Supermercados britânicos perdem 300 milhões por ano por causa do e-commerce

Sabe quanto gastam os portugueses em compras online?

Os supermercados do Reino Unido estão a perder cerca de 300 milhões de libras todos os anos devido ao e-commerce. De acordo com a Retail Week, a maioria dos supermercados britânicos ainda não consegue garantir a sustentabilidade do seu negócio online.

Segundo o estudo da publicação e do consultor Kurt Salmon, o custo total para dar resposta a uma encomenda online com um custo médio de 100 libras e cujos produtos são recolhidos em loja é entre 28 libras e 30 libras, considerando custos como distribuição, salários, marketing, combustível e leasing do automóvel utilizado na entrega.

“Os dados revelam que os supermercados estão a ganhar em média uma margem bruta de 25 libras por cada encomenda de 100 libras, o que significa que cada entrega em casa do cliente lhes está a custar entre 3 a 5 libras”, indica a Retail Week.

Segundo Kurt Salmon, os custos operacionais que implicam recolher os produtos em loja, renovar os stocks de produtos nos lineares e pagar aos funcionários que fazem essa seleção estão a ser “escondidos” debaixo dos custos operacionais das lojas. “O primeiro passo no caminho da rentabilidade deve ser baseado num modelo financeiro robusto, com transparência em relação a todos os custos”, defende o consultor.

Este estudo surge depois de Robbie Feather, o responsável pelo e-commerce da Sainsbury’s, ter defendido que as cadeias de distribuição “destruíram o valor das compras online” em supermercados ao subvalorizarem aquilo que cobram pelas entregas em casa dos clientes.

Dan Murphy, também consultor, explica à publicação que cobrar preços baixos pelas entregas de compras online fazia sentido quando o e-commerce era uma experiência.

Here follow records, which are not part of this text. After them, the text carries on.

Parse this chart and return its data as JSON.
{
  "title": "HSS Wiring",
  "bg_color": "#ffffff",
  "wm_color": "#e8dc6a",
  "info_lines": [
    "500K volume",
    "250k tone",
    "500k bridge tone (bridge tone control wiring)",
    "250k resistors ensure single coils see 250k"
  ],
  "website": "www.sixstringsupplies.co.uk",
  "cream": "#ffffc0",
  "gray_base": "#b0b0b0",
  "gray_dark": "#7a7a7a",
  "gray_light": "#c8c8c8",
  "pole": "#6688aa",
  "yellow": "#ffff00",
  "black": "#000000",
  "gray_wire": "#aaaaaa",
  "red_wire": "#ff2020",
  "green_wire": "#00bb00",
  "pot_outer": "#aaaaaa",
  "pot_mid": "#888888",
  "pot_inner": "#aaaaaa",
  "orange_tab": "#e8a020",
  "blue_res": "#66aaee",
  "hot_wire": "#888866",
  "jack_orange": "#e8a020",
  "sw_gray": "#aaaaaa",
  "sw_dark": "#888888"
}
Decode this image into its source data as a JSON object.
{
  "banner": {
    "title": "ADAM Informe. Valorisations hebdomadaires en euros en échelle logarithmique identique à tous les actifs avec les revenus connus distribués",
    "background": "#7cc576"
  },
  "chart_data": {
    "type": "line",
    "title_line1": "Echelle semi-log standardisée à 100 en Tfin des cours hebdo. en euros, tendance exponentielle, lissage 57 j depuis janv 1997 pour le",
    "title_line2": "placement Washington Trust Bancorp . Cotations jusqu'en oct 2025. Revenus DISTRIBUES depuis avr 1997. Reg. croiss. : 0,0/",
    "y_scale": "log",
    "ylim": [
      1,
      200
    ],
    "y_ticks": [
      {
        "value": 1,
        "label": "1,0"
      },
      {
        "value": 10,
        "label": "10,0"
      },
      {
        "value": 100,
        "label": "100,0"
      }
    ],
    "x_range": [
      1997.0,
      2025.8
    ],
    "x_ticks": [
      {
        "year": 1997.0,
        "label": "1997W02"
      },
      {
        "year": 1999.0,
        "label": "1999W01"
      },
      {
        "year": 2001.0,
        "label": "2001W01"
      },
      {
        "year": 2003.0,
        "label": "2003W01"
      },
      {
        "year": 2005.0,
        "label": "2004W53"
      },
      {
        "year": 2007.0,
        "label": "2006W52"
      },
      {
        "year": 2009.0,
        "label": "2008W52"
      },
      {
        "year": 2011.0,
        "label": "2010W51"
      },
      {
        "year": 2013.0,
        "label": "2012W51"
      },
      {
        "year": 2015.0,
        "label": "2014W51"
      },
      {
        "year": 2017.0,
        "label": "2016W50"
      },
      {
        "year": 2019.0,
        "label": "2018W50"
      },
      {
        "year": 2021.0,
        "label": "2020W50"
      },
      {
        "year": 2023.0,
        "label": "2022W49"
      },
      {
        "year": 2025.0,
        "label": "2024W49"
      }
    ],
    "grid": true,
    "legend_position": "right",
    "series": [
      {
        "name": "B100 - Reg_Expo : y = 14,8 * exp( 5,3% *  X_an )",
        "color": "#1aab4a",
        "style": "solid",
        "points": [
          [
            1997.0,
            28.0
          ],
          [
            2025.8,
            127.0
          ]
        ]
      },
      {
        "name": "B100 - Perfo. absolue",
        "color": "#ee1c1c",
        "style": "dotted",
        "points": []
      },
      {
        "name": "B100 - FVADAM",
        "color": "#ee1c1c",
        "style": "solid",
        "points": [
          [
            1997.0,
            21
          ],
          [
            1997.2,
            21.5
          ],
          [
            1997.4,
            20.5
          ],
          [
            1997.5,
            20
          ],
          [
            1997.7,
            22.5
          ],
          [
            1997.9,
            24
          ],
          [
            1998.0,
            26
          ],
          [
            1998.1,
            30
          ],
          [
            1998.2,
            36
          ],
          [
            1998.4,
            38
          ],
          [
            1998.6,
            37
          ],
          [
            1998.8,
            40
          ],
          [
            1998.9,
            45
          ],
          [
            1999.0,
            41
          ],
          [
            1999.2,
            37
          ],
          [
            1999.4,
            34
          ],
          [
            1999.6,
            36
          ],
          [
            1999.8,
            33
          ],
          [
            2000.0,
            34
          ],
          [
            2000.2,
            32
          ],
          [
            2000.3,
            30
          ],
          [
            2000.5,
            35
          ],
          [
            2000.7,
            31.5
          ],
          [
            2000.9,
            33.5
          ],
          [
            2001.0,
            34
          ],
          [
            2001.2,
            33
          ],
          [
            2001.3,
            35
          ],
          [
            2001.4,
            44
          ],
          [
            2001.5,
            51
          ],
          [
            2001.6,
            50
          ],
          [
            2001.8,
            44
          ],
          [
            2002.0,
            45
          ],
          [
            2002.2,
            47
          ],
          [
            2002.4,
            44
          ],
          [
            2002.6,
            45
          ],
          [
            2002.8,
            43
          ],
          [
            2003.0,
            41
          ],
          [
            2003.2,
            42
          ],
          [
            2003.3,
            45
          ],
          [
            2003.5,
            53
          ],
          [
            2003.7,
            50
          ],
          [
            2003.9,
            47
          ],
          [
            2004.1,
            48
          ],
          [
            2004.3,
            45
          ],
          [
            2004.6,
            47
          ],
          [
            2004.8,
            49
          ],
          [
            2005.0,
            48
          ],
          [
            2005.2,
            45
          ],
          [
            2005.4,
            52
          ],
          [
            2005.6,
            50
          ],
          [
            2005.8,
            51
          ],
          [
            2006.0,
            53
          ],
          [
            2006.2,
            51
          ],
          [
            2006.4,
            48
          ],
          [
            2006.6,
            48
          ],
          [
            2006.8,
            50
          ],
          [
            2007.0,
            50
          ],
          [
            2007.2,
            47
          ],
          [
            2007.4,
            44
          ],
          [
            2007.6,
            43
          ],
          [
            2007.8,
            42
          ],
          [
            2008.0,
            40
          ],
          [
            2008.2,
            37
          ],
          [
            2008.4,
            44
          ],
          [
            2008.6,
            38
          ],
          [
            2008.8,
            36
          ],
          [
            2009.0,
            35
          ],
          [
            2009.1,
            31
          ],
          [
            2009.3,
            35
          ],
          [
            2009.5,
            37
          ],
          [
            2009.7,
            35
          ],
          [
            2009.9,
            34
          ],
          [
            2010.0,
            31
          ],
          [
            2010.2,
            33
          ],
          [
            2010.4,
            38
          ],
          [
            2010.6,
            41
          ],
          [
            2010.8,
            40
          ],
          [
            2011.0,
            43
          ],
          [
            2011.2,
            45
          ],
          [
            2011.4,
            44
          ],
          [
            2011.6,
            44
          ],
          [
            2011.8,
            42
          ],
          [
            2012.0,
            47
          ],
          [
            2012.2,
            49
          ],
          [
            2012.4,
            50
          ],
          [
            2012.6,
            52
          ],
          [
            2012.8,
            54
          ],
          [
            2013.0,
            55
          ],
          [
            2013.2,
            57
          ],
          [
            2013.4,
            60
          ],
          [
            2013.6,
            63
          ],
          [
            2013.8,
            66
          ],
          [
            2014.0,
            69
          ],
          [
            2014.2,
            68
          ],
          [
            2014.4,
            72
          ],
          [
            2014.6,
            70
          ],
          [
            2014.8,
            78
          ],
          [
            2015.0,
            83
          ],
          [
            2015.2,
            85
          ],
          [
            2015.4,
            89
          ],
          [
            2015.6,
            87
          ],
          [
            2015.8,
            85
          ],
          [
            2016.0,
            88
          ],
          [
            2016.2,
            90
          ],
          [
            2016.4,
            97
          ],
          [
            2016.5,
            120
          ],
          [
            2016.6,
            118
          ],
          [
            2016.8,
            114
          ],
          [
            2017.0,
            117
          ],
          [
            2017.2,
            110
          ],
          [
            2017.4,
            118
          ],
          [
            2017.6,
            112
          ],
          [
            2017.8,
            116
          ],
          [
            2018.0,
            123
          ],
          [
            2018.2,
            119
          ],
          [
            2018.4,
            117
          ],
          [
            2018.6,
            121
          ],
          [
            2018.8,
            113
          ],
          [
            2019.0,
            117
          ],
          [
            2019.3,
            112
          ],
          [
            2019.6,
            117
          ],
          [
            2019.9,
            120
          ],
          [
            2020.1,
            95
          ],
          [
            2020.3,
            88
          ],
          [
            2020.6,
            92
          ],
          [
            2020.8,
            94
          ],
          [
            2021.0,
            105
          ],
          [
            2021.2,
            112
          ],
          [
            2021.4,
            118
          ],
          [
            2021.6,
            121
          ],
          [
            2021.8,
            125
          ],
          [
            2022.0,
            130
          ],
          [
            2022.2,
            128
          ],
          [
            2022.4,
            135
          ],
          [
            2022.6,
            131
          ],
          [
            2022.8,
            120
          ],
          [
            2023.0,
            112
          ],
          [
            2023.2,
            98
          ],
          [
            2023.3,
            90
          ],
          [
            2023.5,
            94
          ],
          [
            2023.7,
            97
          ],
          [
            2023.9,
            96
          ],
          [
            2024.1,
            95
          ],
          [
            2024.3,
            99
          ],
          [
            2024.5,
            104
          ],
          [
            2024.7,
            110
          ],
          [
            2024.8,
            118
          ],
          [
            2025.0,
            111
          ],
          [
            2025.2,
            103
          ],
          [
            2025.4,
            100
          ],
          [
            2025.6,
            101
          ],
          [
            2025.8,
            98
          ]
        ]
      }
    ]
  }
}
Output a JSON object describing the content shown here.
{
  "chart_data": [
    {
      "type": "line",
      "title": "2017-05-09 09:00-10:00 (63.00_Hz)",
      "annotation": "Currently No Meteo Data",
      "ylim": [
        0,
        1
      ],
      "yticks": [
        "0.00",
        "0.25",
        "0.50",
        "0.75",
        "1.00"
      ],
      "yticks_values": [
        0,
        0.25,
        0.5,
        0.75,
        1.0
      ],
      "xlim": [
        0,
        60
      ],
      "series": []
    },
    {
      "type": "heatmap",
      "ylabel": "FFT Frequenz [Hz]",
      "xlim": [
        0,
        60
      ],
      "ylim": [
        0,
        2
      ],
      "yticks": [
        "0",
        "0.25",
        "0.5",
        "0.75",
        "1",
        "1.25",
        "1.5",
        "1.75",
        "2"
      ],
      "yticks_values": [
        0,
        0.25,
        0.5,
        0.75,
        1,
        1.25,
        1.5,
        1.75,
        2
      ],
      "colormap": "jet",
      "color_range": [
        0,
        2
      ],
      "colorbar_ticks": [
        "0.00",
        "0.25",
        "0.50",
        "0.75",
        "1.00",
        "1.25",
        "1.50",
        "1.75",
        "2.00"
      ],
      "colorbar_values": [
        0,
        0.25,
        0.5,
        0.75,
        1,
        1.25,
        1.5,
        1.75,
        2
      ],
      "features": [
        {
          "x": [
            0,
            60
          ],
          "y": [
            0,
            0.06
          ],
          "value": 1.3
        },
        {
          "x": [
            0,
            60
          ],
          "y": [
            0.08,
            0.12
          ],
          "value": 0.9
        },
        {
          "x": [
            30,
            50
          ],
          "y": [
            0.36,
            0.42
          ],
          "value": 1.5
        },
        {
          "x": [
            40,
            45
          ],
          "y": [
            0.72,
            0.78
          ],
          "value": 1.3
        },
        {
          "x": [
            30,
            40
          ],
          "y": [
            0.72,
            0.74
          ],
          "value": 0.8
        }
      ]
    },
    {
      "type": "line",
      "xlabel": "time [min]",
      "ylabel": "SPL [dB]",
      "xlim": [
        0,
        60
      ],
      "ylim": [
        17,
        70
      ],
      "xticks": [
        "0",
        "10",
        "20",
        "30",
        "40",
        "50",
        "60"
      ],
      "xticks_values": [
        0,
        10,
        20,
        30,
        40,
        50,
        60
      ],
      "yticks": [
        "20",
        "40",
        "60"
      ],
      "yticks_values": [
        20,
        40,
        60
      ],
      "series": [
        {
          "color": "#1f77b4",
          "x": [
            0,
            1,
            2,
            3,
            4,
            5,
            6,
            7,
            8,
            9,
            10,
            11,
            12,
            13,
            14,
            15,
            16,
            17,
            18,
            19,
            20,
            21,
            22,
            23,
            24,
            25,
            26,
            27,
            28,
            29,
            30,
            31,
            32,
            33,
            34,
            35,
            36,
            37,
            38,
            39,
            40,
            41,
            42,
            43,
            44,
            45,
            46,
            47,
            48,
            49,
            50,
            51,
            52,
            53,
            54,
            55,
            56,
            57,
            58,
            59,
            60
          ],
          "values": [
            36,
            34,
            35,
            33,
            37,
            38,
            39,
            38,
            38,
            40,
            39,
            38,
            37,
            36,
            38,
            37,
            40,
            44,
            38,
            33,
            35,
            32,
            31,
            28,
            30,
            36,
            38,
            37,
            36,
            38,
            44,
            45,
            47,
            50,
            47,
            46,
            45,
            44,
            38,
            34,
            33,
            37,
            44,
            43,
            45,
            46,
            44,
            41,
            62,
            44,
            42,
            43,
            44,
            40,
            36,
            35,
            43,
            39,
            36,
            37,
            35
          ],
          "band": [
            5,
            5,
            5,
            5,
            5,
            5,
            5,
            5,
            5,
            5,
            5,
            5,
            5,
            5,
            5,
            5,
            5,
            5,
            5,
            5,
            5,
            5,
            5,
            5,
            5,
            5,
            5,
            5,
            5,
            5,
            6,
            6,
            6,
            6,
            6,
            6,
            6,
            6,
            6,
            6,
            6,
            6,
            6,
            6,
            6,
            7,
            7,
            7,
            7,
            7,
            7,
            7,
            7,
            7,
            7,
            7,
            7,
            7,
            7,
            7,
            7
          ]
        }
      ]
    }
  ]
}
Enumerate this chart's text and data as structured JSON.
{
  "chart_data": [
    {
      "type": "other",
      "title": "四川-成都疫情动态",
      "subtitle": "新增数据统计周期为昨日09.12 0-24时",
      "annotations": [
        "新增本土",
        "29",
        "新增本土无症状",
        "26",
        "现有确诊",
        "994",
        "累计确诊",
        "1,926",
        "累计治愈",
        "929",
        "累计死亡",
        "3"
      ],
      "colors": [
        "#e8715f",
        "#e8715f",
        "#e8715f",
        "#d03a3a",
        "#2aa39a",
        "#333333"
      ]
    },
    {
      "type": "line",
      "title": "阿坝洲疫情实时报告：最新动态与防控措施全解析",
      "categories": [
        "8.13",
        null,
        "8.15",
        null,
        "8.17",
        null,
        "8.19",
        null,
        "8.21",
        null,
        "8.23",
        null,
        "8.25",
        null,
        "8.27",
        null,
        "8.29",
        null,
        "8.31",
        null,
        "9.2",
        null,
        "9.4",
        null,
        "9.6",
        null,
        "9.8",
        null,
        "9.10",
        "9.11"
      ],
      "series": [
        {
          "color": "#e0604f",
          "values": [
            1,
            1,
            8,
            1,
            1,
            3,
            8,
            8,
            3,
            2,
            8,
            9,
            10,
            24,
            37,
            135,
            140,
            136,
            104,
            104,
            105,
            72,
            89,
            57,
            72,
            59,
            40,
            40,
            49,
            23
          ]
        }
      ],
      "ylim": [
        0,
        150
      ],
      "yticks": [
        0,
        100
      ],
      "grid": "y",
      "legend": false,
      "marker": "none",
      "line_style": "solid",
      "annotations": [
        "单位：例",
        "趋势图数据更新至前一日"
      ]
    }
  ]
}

Mas “o comércio online já não é apenas uma experiência interessante, está aqui para ficar”, defende.

“Prevê-se que as vendas de supermercados online cresçam entre 9 mil milhões de libras e 18 mil milhões de libras nos próximos anos. O desafio é perceber como se pode alavancar o canal online para um crescimento sustentável a longo prazo e o facto é que muitos dos grandes retalhistas ainda estão a lutar com este desafio”, conclui.